BlueLine transforms the standard public safety radio into a radio application for a touchscreen Android device. This application was designed as a tool for police supervisors. BlueLine allows supervisors more control over their radio, giving them the option to playback radio transmissions, change channels, view channel information, change zones, create scan lists, edit radio scan lists as well as send and receive emergency alerts.
Transform a standard police radio into a touchscreen application
User experience designer, user interface designer
This was an individual project
To create this application, I first conducted primary and secondary research. This provided me with insight on what features would benefit police supervisors. After gathering information about public safety radios, I began to brainstorm ideas for how the application should function. I started this process by creating a concept map, writing down the features I planned to include in the application and then grouping them together. With a better understanding of the related features, I began to contemplate how different tasks would be accomplished within the application. Creating task flows assisted me in this process. While creating task flows helped me decide how singular tasks should be completed, building a sitemap allowed me to view the application as a whole and make sure nothing was missing. With a clear idea in mind, I began sketching wireframes with pen and paper. When I was comfortable with my sketches, I began digitizing them with Sketch and then annotating them with PowerPoint. After my wireframes were complete, I began designing the application in Sketch. The final step in my process was creating a prototype with InVision.
Having never utilized a public safety radio myself, I began my process by researching how a radio works. I started my research online, reading articles and learning about different radios. I quickly learned, while seemingly simple, a radio is an essential part of an emergency responder’s work. While reading information online helped me understand the functionality of a radio, I felt I was still missing key information. I decided to talk to some of the people who use a radio every day. After preparing some questions, I interviewed a police officer and former EMT. Discussing how they use a radio made me realize it would be a challenge to replace physical buttons with a touchscreen device. Reading information online gave me insight on difficulties such as using a touchscreen with gloves or substances covering your hands. Talking with a police officer taught me the importance of being able to quickly silence a device and discreetly send out an alert if backup is needed. While a police supervisor is not always in the field, he or she may be in situations when they would need to utilize these features. This information gave me clarity on how the device should work.
Creating a concept map allowed me to begin writing down features of the device. Viewing all my ideas on paper helped me group together features and remove ones that over complicated the device. Grouping the different features assisted me in visualizing how the application should be structured.
With an idea of the application’s structure in mind, I began to analyze how different tasks might be accomplished. I wanted to make sure nothing was complicated to access, allowing police supervisors to quickly accomplish their goals and continue with their work.
Creating a sitemap solidified my plan and allowed me to view the structure of the application as a whole. This helped me ensure nothing was left out of the application.
Sketching ideas, I was able to quickly generate multiple concepts detailing potential layouts for the application’s pages. Creating quick sketches with pen and paper was an effective way to view ideas and rule out things that only made sense in my head.

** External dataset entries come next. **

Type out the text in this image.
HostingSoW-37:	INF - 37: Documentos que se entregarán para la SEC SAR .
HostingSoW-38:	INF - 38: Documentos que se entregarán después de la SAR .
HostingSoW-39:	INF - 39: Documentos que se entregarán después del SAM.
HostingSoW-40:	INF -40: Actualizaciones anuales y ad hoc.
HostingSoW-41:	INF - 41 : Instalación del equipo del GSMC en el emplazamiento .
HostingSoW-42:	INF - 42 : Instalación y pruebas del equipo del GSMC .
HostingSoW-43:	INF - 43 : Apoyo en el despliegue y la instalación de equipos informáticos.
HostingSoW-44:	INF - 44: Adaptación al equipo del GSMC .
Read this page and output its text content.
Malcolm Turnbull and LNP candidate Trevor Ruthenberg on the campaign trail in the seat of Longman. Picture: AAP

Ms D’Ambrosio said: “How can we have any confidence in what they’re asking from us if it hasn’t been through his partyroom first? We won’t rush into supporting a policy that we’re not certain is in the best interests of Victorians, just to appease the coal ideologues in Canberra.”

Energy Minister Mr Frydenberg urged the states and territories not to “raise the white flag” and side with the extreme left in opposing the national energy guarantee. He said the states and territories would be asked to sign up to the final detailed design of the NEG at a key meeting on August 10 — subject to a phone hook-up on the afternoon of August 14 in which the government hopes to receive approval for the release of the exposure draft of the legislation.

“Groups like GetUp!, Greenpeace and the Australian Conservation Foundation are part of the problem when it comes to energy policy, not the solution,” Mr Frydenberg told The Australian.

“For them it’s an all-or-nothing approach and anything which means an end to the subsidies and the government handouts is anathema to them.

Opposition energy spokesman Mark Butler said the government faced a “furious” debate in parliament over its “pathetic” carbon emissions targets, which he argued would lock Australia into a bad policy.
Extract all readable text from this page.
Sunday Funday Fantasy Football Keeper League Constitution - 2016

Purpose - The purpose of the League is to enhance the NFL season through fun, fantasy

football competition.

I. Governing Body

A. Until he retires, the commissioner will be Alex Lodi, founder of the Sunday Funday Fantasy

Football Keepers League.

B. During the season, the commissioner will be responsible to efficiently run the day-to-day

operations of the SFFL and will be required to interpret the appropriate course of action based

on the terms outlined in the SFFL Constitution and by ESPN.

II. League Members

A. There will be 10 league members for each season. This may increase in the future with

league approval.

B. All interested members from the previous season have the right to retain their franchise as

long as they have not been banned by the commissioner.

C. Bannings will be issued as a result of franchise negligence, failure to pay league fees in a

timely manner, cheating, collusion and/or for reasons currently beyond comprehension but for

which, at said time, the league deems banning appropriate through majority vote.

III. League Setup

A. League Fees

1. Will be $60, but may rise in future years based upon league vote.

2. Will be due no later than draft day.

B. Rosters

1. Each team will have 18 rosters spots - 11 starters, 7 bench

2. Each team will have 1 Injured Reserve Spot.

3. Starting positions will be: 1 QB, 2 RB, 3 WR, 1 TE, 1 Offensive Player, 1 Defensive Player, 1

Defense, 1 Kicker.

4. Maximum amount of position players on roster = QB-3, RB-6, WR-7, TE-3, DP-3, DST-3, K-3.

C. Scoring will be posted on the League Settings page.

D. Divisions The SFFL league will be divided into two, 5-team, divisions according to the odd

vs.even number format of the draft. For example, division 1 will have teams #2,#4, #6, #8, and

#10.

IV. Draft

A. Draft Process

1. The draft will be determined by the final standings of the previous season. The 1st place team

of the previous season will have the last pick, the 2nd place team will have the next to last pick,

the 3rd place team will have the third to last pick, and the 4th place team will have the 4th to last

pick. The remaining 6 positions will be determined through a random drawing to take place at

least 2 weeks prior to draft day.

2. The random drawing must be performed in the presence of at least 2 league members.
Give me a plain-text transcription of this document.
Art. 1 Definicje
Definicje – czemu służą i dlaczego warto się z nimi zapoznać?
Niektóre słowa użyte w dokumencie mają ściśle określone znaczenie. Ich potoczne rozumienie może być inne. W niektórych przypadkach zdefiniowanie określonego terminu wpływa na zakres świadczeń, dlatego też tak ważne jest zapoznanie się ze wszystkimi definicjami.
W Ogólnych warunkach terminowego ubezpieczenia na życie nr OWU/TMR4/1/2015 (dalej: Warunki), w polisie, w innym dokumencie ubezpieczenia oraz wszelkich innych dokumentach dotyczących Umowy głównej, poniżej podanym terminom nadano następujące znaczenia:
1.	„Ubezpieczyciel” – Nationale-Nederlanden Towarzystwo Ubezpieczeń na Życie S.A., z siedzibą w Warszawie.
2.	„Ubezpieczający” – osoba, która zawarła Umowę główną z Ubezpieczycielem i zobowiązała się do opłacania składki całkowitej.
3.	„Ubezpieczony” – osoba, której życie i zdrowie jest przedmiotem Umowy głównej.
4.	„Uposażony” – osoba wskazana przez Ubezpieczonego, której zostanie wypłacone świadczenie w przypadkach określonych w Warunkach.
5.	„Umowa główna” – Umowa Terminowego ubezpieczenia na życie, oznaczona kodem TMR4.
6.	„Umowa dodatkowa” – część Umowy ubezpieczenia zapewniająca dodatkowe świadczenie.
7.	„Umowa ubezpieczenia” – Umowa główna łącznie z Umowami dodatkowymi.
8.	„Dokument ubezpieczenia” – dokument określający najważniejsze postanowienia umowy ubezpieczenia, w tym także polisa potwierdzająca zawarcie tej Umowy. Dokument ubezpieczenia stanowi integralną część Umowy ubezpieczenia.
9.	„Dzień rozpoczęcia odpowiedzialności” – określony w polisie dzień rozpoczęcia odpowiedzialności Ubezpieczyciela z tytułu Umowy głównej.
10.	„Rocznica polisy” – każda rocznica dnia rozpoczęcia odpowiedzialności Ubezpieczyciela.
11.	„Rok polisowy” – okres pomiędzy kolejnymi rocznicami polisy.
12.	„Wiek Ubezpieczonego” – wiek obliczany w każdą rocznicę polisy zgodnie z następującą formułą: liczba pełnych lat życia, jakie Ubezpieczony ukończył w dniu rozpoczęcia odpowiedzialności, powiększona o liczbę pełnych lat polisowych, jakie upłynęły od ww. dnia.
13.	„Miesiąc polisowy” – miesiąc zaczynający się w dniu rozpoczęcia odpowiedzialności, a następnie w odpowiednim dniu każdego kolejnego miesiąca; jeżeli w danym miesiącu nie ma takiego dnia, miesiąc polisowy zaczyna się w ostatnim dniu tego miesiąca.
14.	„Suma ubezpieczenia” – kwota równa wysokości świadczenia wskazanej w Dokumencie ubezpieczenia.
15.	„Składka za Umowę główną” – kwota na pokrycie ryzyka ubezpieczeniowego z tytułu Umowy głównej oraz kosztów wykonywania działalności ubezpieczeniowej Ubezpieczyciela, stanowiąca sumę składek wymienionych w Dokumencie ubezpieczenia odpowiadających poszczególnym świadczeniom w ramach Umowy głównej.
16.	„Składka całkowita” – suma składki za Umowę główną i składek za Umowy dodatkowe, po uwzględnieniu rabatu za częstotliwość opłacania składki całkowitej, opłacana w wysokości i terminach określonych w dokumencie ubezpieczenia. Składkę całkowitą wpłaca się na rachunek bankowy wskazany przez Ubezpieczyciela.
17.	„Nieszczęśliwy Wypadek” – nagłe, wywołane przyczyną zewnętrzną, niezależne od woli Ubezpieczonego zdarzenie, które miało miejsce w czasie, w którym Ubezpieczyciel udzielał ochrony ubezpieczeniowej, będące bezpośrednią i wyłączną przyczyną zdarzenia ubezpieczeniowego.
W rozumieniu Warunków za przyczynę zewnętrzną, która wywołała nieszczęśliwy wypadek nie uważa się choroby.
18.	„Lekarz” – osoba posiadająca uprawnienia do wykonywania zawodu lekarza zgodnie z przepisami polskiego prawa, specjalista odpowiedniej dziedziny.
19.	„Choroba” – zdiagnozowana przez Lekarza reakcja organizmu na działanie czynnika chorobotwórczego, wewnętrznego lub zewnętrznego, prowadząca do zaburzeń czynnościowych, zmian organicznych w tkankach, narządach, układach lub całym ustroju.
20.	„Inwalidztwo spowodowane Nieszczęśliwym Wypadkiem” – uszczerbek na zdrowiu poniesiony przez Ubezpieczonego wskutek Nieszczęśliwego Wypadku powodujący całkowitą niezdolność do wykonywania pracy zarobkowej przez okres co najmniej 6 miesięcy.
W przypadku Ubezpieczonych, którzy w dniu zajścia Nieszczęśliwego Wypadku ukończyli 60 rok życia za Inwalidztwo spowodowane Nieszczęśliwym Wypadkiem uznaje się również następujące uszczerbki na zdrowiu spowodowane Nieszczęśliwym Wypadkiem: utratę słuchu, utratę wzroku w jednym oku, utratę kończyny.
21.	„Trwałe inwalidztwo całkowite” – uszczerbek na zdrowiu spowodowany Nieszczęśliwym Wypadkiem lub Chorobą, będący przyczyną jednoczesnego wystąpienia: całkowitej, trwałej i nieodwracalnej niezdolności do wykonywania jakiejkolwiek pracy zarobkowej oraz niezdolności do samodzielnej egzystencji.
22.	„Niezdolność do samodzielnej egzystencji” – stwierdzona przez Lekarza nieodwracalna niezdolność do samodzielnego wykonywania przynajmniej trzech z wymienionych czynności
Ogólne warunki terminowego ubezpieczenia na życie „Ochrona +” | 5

From my sketches, I chose which wireframes would be most effective and began recreating them in Sketch. Because the application would be used on an Android device, I followed material design principles when creating the application’s pages. When the wireframes were complete I annotated them in PowerPoint. Annotating allowed me to think through the functionality of each element and explain how they would interact with users.
With finalized digital wireframes I began to explore color. Working with an online color contrast checker I made sure all the content would be easy to read and understand. Considering the importance of quickly accessing information from the device, I created a color pallet for both nighttime and daytime. Deciding on suitable color palettes, I began to add color to the application. While the application is simplistic in design, I adjusted my wireframes and icons to be more aesthetically appealing.
The final step in my process was creating a prototype using InVision. Prototyping the application allowed me to ensure the application was complete and could function properly.